Objective: In this study, information about the localization of the central sulcus obtained by magnetic source imaging (MSI) was intraoperatively translated to the brain, using frameless image-guided stereotaxy. In the past, the MSI results could be translated to the surgical space only by indirect methods (e.g., the comparison of the MSI results, displayed in surface renderings, with bony landmarks or blood vessels on the exposed brain surface).
Methods: Somatosensory evoked fields were recorded with a MAGNES II biomagnetometer (Biomagnetic Technologies Inc., San Diego, CA). Using the single equivalent current dipole model, the localization of the somatosensory cortex was superimposed on magnetic resonance imaging with a self-developed contour fit program.
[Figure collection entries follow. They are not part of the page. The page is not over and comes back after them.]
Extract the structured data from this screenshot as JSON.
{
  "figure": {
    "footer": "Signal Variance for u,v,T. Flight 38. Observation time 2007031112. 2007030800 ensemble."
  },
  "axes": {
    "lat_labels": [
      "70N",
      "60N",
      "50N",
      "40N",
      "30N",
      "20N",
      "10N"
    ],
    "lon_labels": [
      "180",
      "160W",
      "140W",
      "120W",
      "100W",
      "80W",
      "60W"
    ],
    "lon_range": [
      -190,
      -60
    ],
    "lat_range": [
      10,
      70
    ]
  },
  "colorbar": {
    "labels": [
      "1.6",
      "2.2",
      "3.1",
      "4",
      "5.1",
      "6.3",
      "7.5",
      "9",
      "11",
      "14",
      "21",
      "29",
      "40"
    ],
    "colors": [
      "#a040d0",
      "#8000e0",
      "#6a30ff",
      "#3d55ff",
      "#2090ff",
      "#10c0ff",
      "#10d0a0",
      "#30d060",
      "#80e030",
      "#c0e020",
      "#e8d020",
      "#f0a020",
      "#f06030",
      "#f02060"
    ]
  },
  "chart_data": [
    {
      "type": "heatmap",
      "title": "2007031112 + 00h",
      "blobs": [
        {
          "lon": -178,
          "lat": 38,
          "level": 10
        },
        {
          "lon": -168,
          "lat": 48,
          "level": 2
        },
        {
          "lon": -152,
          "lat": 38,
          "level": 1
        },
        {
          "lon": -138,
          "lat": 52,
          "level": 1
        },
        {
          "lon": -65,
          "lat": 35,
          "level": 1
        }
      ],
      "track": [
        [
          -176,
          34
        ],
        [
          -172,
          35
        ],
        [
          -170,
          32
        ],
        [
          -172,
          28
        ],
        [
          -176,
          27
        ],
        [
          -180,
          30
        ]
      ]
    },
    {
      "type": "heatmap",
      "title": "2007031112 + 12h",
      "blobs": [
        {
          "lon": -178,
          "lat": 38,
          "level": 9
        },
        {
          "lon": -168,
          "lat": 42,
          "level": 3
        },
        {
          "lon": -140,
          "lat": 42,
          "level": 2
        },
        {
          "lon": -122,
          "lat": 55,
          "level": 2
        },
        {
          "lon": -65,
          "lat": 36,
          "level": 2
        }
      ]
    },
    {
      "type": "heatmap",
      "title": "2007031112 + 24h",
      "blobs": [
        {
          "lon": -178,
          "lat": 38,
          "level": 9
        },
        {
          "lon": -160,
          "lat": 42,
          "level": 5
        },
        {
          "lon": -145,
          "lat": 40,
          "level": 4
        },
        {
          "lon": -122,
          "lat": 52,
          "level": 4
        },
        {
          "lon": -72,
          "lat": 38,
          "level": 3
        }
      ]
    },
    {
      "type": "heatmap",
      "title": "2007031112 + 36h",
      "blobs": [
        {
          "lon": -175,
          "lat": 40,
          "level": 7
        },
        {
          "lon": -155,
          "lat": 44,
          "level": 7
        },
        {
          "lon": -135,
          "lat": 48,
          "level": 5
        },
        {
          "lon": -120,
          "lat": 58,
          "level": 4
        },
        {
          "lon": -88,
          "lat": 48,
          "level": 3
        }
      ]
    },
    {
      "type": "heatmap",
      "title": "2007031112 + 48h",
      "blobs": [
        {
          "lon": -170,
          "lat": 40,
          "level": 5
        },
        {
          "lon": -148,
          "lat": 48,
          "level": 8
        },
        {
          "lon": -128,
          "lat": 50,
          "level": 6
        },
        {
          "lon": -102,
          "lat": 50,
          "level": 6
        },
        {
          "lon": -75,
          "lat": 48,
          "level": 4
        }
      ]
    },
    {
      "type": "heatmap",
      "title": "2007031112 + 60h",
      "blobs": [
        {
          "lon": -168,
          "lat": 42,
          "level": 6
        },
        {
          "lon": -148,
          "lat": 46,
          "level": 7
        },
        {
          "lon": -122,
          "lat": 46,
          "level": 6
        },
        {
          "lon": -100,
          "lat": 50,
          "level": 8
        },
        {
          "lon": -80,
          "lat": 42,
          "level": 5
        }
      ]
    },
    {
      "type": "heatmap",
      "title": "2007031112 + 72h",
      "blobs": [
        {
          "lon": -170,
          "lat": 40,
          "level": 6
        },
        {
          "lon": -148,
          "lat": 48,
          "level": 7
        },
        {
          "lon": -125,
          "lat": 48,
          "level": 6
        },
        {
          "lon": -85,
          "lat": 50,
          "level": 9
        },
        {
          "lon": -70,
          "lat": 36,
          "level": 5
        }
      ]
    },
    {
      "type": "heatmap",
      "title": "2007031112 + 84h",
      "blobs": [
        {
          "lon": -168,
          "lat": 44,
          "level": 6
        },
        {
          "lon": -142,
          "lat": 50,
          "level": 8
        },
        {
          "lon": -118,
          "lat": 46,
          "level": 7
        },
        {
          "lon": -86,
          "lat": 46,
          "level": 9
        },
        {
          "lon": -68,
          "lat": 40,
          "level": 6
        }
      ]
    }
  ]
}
The magnetic resonance image set containing the magnetoencephalographic dipole was then transferred to a frameless image-guided stereotactic system. Intraoperatively, the gyrus containing the dipole was identified as the postcentral gyrus, using neuronavigation, and the next anterior sulcus was regarded as the central sulcus. With intraoperative cortical recording of somatosensory evoked potentials, this assumption was verified in each case.
Results: In all cases, the preoperatively assumed localization of the central sulcus and motor cortex with MSI agreed with the intraoperative identification of the central sulcus using the phase reversal technique.
Conclusion: The combined use of MSI and a frameless stereotactic system allows a fast orientation of eloquent brain areas during surgery. This may contribute to a safer and more radical surgery in lesions adjacent to the motor cortex.